Israel is home to more than 6 million Jews, and while many share beliefs and practices, each Jewish community has its own unique traits.
Israeli Jews identify with one of four subgroups: Haredim, Datiim, Hilonim and Masortim. Each group has its own lifestyles, distinct social circles and ways of viewing the society they live in.
Haredim, commonly referred to as ultra-Orthodox, take their name from the Hebrew word hared – the one who trembles at the word of God. According to a Pew Research Center survey from 2016, approximately 8 percent of Israeli adults identify as Haredi, and out of the four communities, they are the most devout with almost all adults (96 percent) believing in the importance of religion in all aspects of life. The community relies on the advice of their rabbis to guide them through important decisions such as whom they should marry, where they should live and whether they should work or study.

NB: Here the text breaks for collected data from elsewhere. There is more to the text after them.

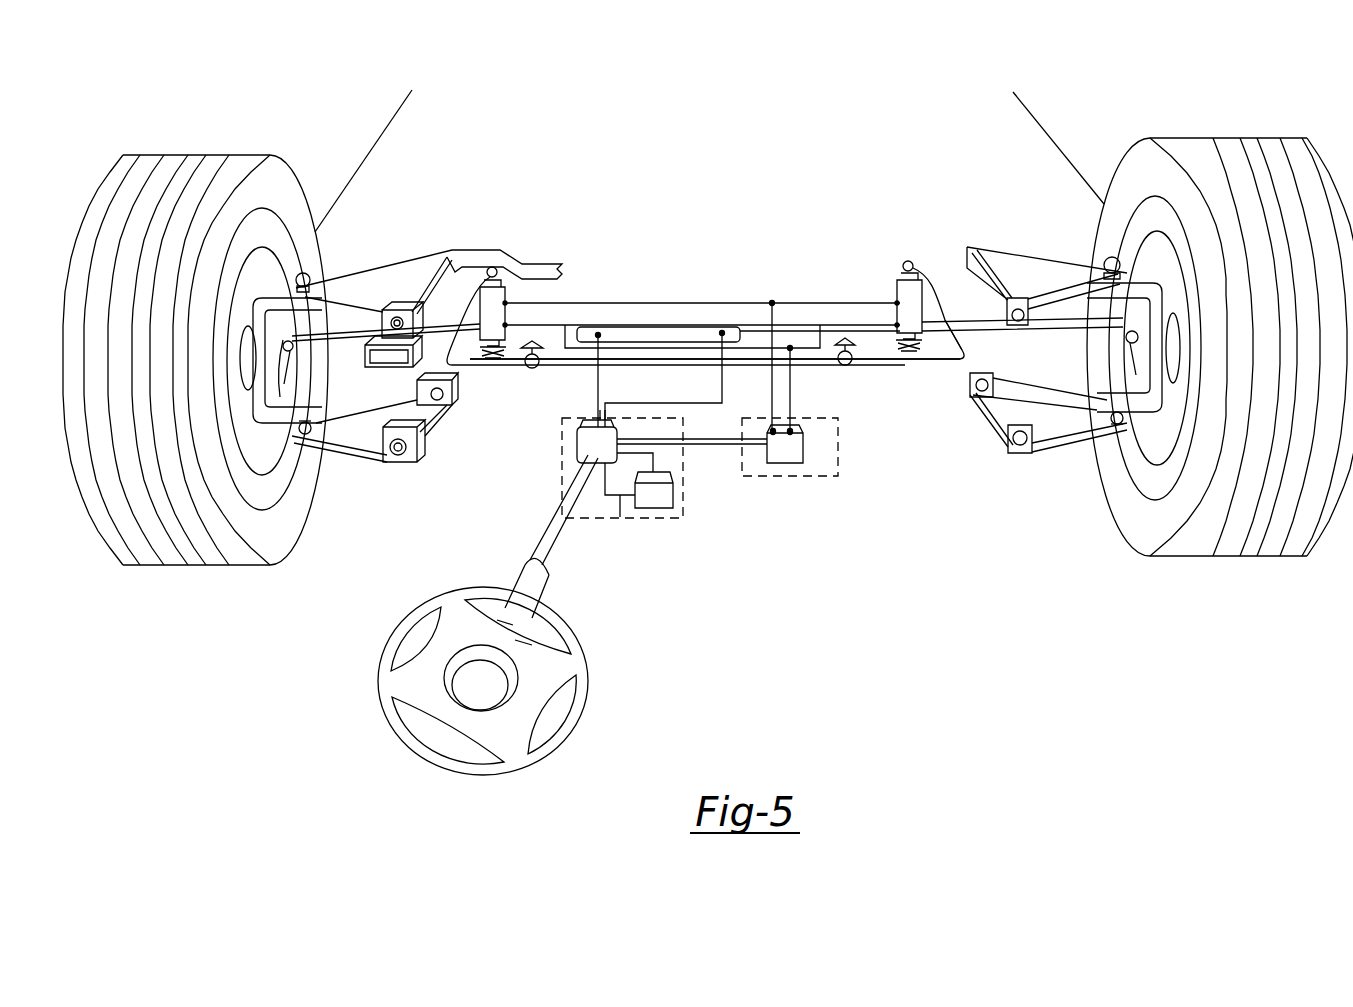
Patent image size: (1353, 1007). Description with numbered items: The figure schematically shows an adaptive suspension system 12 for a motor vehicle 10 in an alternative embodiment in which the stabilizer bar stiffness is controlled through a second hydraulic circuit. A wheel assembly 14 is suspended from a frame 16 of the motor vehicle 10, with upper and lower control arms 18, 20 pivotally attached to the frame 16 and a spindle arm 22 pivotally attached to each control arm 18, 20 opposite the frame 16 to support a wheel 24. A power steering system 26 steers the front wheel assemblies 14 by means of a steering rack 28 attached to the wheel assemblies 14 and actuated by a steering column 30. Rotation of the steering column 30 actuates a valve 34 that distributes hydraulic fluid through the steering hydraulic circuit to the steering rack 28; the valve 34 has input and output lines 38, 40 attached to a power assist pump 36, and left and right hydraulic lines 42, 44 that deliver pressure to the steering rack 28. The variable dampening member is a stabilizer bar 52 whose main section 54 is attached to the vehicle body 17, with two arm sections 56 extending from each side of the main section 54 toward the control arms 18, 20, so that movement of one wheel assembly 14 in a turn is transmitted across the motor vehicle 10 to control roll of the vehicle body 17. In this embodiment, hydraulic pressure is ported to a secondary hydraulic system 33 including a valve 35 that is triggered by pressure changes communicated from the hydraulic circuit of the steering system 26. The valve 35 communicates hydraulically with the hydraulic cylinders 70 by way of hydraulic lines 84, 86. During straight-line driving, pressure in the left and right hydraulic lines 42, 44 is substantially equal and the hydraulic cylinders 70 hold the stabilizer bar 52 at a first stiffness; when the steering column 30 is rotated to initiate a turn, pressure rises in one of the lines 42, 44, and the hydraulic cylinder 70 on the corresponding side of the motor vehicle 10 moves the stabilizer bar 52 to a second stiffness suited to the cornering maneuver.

The motor vehicle 10 is at (1040, 98).
The adaptive suspension system 12 is at (790, 163).
The wheel assembly 14 is at (188, 324).
The frame 16 is at (487, 250).
The vehicle body 17 is at (530, 343).
The upper control arm 18 is at (711, 228).
The lower control arm 20 is at (352, 436).
The spindle arm 22 is at (251, 357).
The wheel 24 is at (197, 158).
The power steering system 26 is at (647, 598).
The steering rack 28 is at (735, 330).
The steering column 30 is at (552, 535).
The secondary hydraulic system 33 is at (823, 468).
The valve 34 is at (575, 453).
The valve 35 is at (767, 455).
The power assist pump 36 is at (650, 503).
The input line 38 is at (620, 517).
The output line 40 is at (657, 458).
The left hydraulic line 42 is at (603, 413).
The right hydraulic line 44 is at (650, 403).
The stabilizer bar 52 is at (937, 368).
The main section 54 is at (708, 360).
The arm section 56 is at (450, 323).
The hydraulic cylinder 70 is at (520, 297).
The hydraulic line 84 is at (772, 405).
The hydraulic line 86 is at (790, 400).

Haredi culture holds in high regard men who dedicate their lives to studying Talmudic text in institutions known as yeshivas and kollels, and the government encourages the study of the Torah by paying them a small stipend. However, it is common practice for women to work to support their families.
Dati, originating from modern Hebrew, means modern Orthodox or religious. Although members of the Dati group are as religiously observant as the Haredim, they are not opposed to the idea of integrating into modern society and working secular jobs. Datiim make up 10 percent of adults in Israel, and nearly all of them believe in the existence of God.
Just like the Haredim, their community follows the Jewish law to the letter. They observe Shabbat, study the Torah, keep kosher and dress modestly like the Haredim, but the men wear skullcaps and the women cover their hair if they are married, though not necessarily with a wig.
The Datiim value career and success and world travel, and the men are more likely to serve in the Israeli military than are the Haredim.
The Masortim, whose name translates as ‘traditional [people],’ make up 29 percent of Israeli Jews and are identified as the country’s second largest group.
Out of the four groups, they hold the most diverse views and live between the boundaries of Orthodox and secular teachings, so while they may not conform to religious practices fully, they are more likely to follow Jewish laws and traditions compared with secular Jews. They will avoid non-kosher food, observe the separation of milk and meat in the kitchen and take part in traditional events such as bar mitzvah and brit milah. The men don’t always wear a kippa, and if they do, it’s mostly on Shabbat and during Jewish festivals.
While the Haredim and Datiim are united in their views of not using public transport during Shabbat, the Masortim are split on the issue, with 52 percent opposing the closure. They are also more likely to marry outside their group and maintain close ties with the other subgroups – ‘less than half of the Masortim’s close friends are from their own group,’ according to the Pew Research survey.
The Hilonim are the largest Jewish group in Israel, making up almost half of Israeli Jews. As the number of immigrants from European countries has increased, so has the number of secular Jews in Israel.
Their name comes from the Hebrew word hulin, meaning secular or mundane. While the majority of them share a secular outlook and consider Judaism to be about tradition, culture and ancestry rather than religion, about 18 percent of the community are certain in their belief in God. They observe Hanukkah and attend Passover celebrations but consider these to be cultural rather than religious events.
The Hilonim clash with the Haredim over the latter’s lack of participation in the Israel Defense Forces and for supporting stores’ closure during Shabbat. The Hilonim are also likely to marry someone from their group and socialise with people who share their views.
Although the Hilonim are proud to be Jewish and believe in a Jewish state, 59 percent say that they consider themselves Israeli first and Jewish second.